DDP Model Parameters different from Single-process Model Parameters

csl · March 11, 2022, 6:28pm

I am currently running two versions of the same model (DDP and single GPU) and am trying to ensure the model parameters are the same between the two. To do so, I load a checkpoint at the first epoch of both models and run it for several iterations.
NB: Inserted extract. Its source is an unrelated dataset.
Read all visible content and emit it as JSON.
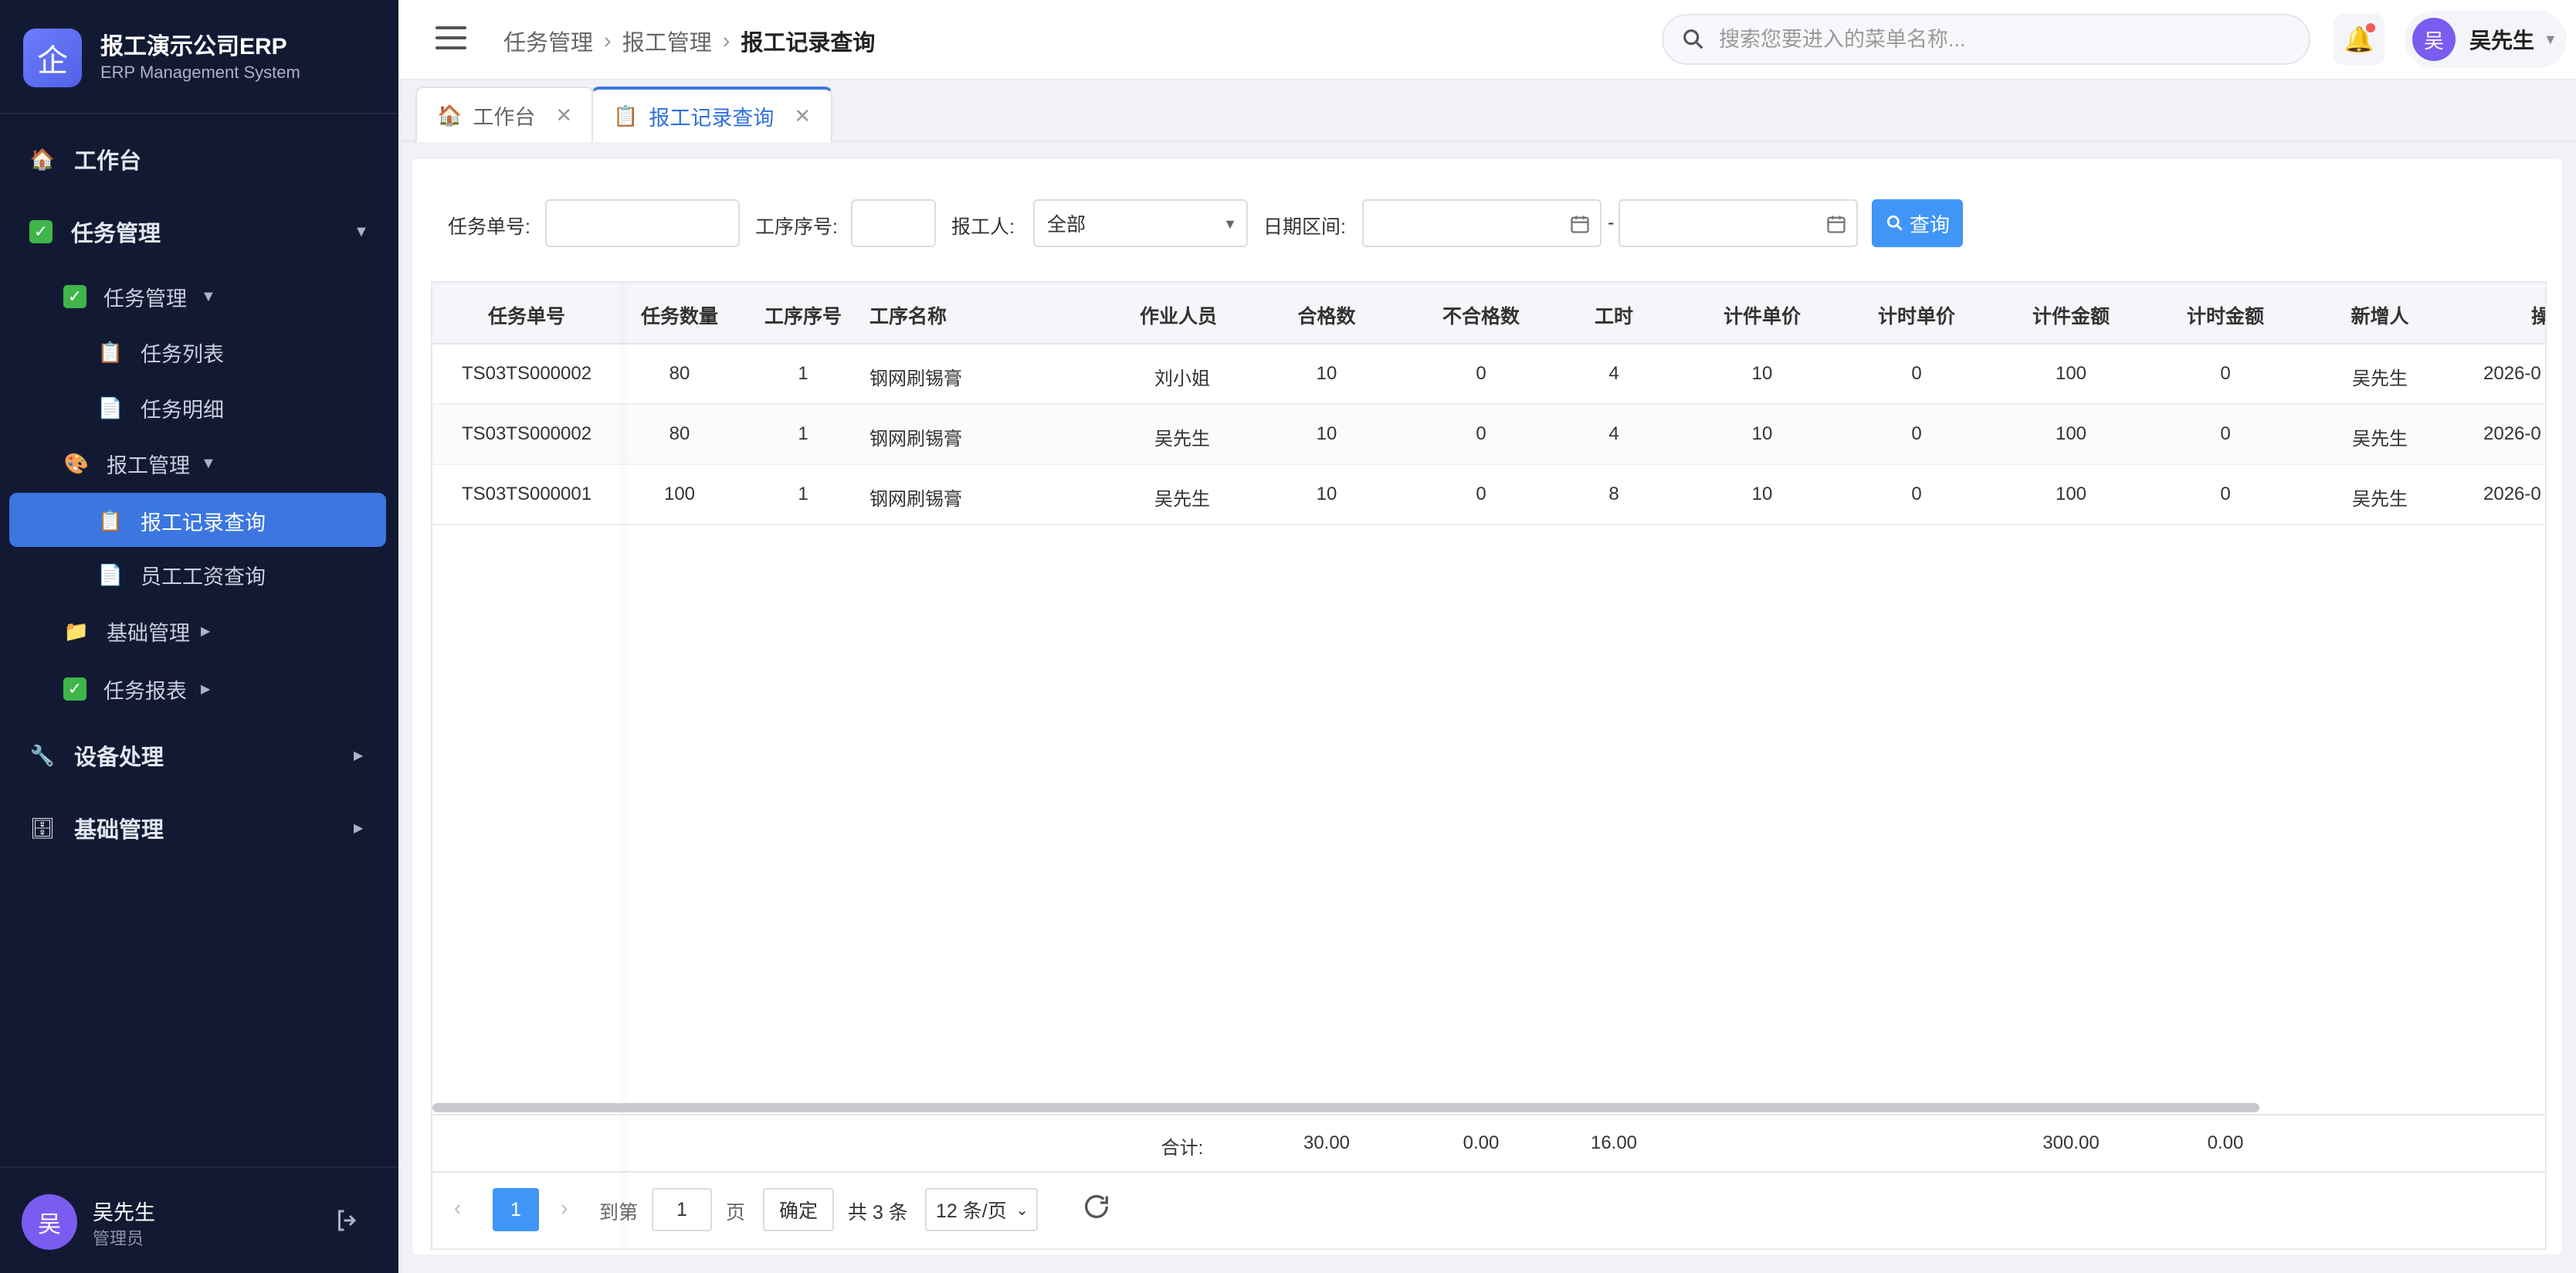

When I load the checkpoint the initial parameters are the same (DDP is running two processes in this example):

DDP Model Output
Rank: 0
model.state_dict():  OrderedDict([('module.module.input_networks.0.0.net.net.0.weight', tensor([[ 0.3889,  0.1429,  0.1801,  0.2079],
        [ 0.4926, -0.3095, -0.1581, -0.1851],
        [ 0.2123, -0.4082, -0.3036,  0.1350],
        [ 0.3666,  0.2588,  0.3510, -0.4564],
Rank: 1
OrderedDict([('module.module.input_networks.0.0.net.net.0.weight', tensor([[ 0.3889,  0.1429,  0.1801,  0.2079],
        [ 0.4926, -0.3095, -0.1581, -0.1851],
        [ 0.2123, -0.4082, -0.3036,  0.1350],
        [ 0.3666,  0.2588,  0.3510, -0.4564],

Single GPU Model Output
model.state_dict():  OrderedDict([('input_networks.0.0.net.net.0.weight', tensor([[ 0.3889,  0.1429,  0.1801,  0.2079],
        [ 0.4926, -0.3095, -0.1581, -0.1851],
        [ 0.2123, -0.4082, -0.3036,  0.1350],
        [ 0.3666,  0.2588,  0.3510, -0.4564],

However, once I run them both for 1 iteration, the parameters differ (by 0.001 to 0.002) and the outputs look like this:

DDP Model Output
Rank 0: 
model.state_dict():  OrderedDict([('input_networks.0.0.net.net.0.weight', tensor([[ 0.3886,  0.1431,  0.1805,  0.2080],
        [ 0.4927, -0.3096, -0.1583, -0.1849],
        [ 0.2124, -0.4080, -0.3040,  0.1352],
        [ 0.3663,  0.2588,  0.3514, -0.4563],
Rank 1: 
model.state_dict():  OrderedDict([('input_networks.0.0.net.net.0.weight', tensor([[ 0.3886,  0.1431,  0.1805,  0.2080],
        [ 0.4927, -0.3096, -0.1583, -0.1849],
        [ 0.2124, -0.4080, -0.3040,  0.1352],
        [ 0.3663,  0.2588,  0.3514, -0.4563],

Single GPU Model Output
model.state_dict():  OrderedDict([('module.module.input_networks.0.0.net.net.0.weight', tensor([[ 0.3888,  0.1430,  0.1802,  0.2078],
        [ 0.4925, -0.3094, -0.1582, -0.1850],
        [ 0.2124, -0.4081, -0.3037,  0.1351],
        [ 0.3665,  0.2587,  0.3511, -0.4565],

Does anyone have experience with why this may be happening? My model does not have any dropout layers and should be updating the same way.

rvarm1 · March 15, 2022, 6:21pm

Hi, for DDP versus local training, is the following true for your model?

Learning rate is consistent across distributed and local training
If your batch size is M locally, then a local batch size of M / N across N workers with average loss should result in equivalent training to local.

By “iteration”, are you referring to forward + backward + optimizer step? Before the optimizer step, it may also be useful to evaluate model gradients to ensure that they are the same across local and distributed training.